Now, the United States is preparing for the second meeting between the two nations to discuss an issue of strategic importance for both countries: Iraq.
The State Department confirmed today that Iraq's government will host a meeting in Baghdad Tuesday between the U.S. ambassador to Iraq, Ryan Crocker and Ambassador Hassan Kazemi-Qomi, his Iranian counterpart.
The United States accuses Iran of providing support for Shiite militias, who have stoked sectarian violence throughout Iraq, and also of providing insurgents with powerful EFP, or explosively formed projectile, explosives, which have been used to target U.S. and coalition troops.
Iran has denied the charges.
State Department spokesman Sean McCormack told reporters today that Crocker would once again ask Iran to cease its destabilizing role in Iraq.
"The decision was taken that it is worthwhile to underscore, again, in person, directly with the Iranians, on this narrow set of issues related to Iraq, that they should change their behavior if they truly want to see a more positive outcome in Iraq," McCormack said, adding, "What we'll see, in terms of the outcomes of the meeting, will be up to the Iranians."
Expectations that Iran will actually take its hands out of Iraq are low.
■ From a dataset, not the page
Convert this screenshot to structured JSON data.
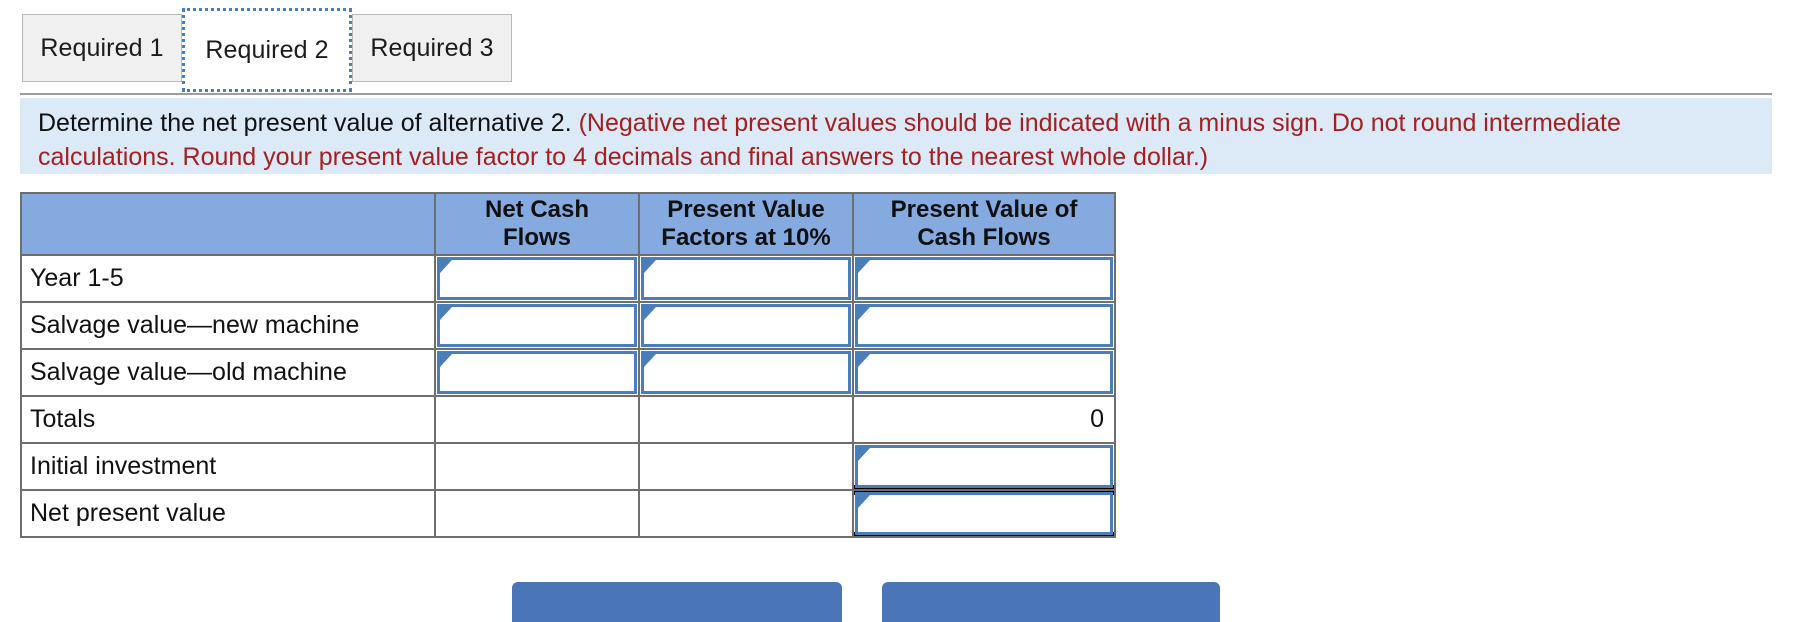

McCormack said that Iran has not changed its position since the May 28 meeting. "After the first meeting, we haven't seen really any appreciable change in their behavior, certainly not for the positive."
Some analysts argue that, while engagement with Iran is a step in the right direction, the meeting is unlikely to produce immediate results in the two areas of concern cited by the United States.
"We can move forward slowly and painfully," said Jon Alterman of the Center for Strategic and International Studies. "This won't change the relationship, fundamentally, but it may advance American interests.
"The Iranian government sees complicating Americans' lives in Iraq as the most important thing they can do to secure their own hold on power [at home]," Alterman added.
The State Department noted that the United States only plans to discuss Iraqi security at the meeting, and that it will not discuss other bilateral sticking points, such as American citizens held in Tehran or Iran's nuclear ambitions.
Iran has detained two Iranian-Americans, and has prevented at least two others from leaving the country. The United States. has called repeatedly for their immediate release, but has yet to receive a response from Tehran.
When asked why the United States would not take advantage of the direct talks with Iran to broach this and other issues, McCormack said the United States did not want to use one issue as "bargaining chips" when discussing the other.
"We're not going to get in the situation where we're trading off the future of the Iraqi people for some other interest, or being even perceived as trading off the interests of the Iraqi people against some other interest that we or others may have. So, therefore, we keep these issues in separate channels," he said.